There are a dozen other external factors that may influence your eventual success at leading a movement that the above “recipe” does not take into account. So what?  What will you do?  Whine about these factors?  Condemn everyone who is your barrier?  Or, will you try your best to lead a movement because you know the cause is worthy?  Will you even be willing to sacrifice progress in your own future career just to get a movement rolling?  Is it that important to you?   Or, are you really only wanting to look like you are doing a good job and then get rewarded with some other job? If you are really serious about the cause and starting a movement then get about leading instead of whining.  See if God blesses your leadership.  If He does then thank Him and lead a movement that will contribute to His kingdom and be remembered for decades, maybe generations to come.  And, if God does not bless you, or the people do not join up, or somebody sidelines you—so what?  If you did your best for a worthy cause when you meet Christ he will say “well done thou good and faithful servant.  And, after all, what more could you ask?

 

 

Keith Drury,   November, 2005

www.TuesdayColumn.com

 

 

NOTES

1. HINGE PIN LEADERSHIP. The list of characteristics of movement-leaders is extracted from a study of a series of biographies of great movement leaders in the past—merely turning the description of the person into a list and sorting all the lists to discover the most common characteristics. No individual leader possessed all of these characteristics, but most leaders exhibited most of them.  The results were turned into a self-study questionnaire first published c. 1982, Keith Drury  
2. EDITIONS. The first edition of this concept was given in 1981 as a “strategetics” model when it was called 5M=Movement. At the time the categories were Man, Meeting, Mission, Materials & Money.  The edition above includes six Ms.

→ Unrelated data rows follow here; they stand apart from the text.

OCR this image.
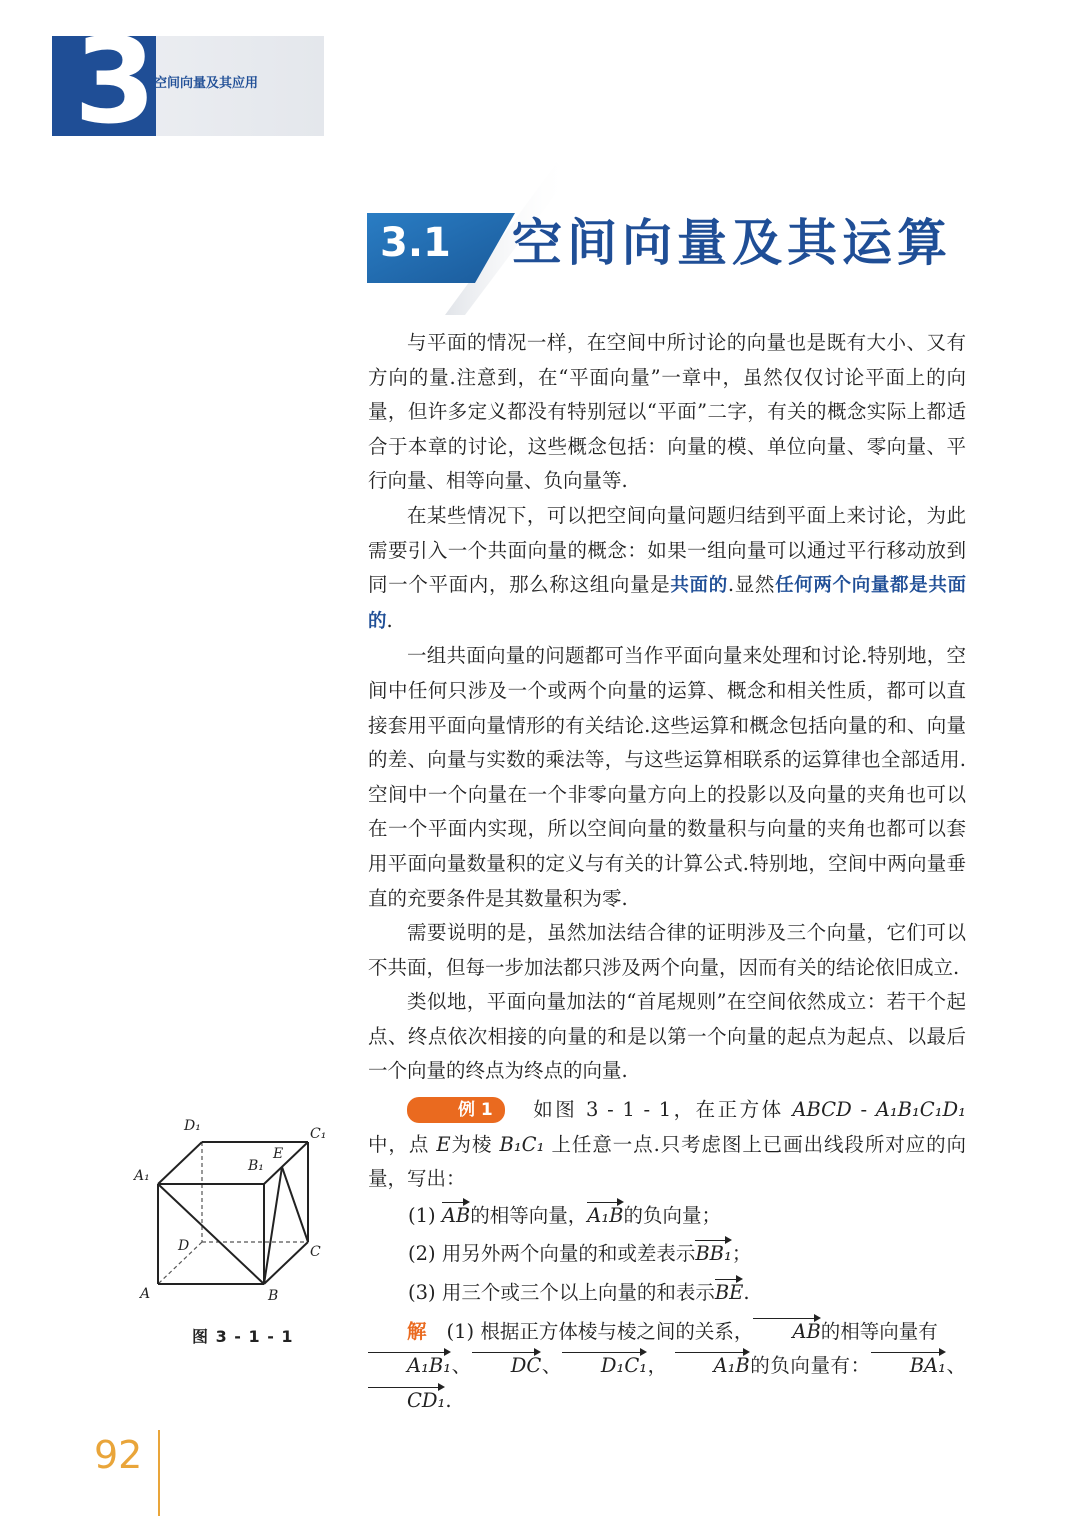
3 空间向量及其应用
3.1 空间向量及其运算

与平面的情况一样，在空间中所讨论的向量也是既有大小、又有方向的量.注意到，在“平面向量”一章中，虽然仅仅讨论平面上的向量，但许多定义都没有特别冠以“平面”二字，有关的概念实际上都适合于本章的讨论，这些概念包括：向量的模、单位向量、零向量、平行向量、相等向量、负向量等.

在某些情况下，可以把空间向量问题归结到平面上来讨论，为此需要引入一个共面向量的概念：如果一组向量可以通过平行移动放到同一个平面内，那么称这组向量是共面的.显然任何两个向量都是共面的.

一组共面向量的问题都可当作平面向量来处理和讨论.特别地，空间中任何只涉及一个或两个向量的运算、概念和相关性质，都可以直接套用平面向量情形的有关结论.这些运算和概念包括向量的和、向量的差、向量与实数的乘法等，与这些运算相联系的运算律也全部适用.空间中一个向量在一个非零向量方向上的投影以及向量的夹角也可以在一个平面内实现，所以空间向量的数量积与向量的夹角也都可以套用平面向量数量积的定义与有关的计算公式.特别地，空间中两向量垂直的充要条件是其数量积为零.

需要说明的是，虽然加法结合律的证明涉及三个向量，它们可以不共面，但每一步加法都只涉及两个向量，因而有关的结论依旧成立.

类似地，平面向量加法的“首尾规则”在空间依然成立：若干个起点、终点依次相接的向量的和是以第一个向量的起点为起点、以最后一个向量的终点为终点的向量.

例 1 如图 3 - 1 - 1，在正方体 ABCD - A₁B₁C₁D₁ 中，点 E为棱 B₁C₁ 上任意一点.只考虑图上已画出线段所对应的向量，写出：

(1) AB的相等向量，A₁B的负向量；

(2) 用另外两个向量的和或差表示BB₁；

(3) 用三个或三个以上向量的和表示BE.

解 (1) 根据正方体棱与棱之间的关系， AB的相等向量有
A₁B₁、 DC、 D₁C₁， A₁B的负向量有： BA₁、CD₁.

D₁	C₁
A₁
B₁
E
D	C
A	B
图 3 - 1 - 1
92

The sixth (Multiplying levels) was added in the late 1980s after reflection on the youth movement during the 1980-1988 period. The strategetics models were not written but were passed on by oral tradition to the “cadre” –a group of young youth leaders in the Wesleyan church’s youth movement.   In 1996 this model was first written down as a letter of advice to a leader taking over a denominational post who asked the question, “how did the youth movement become a movement.” The later 2005 edition above is the third edition and only slightly revised from the 1996 edition.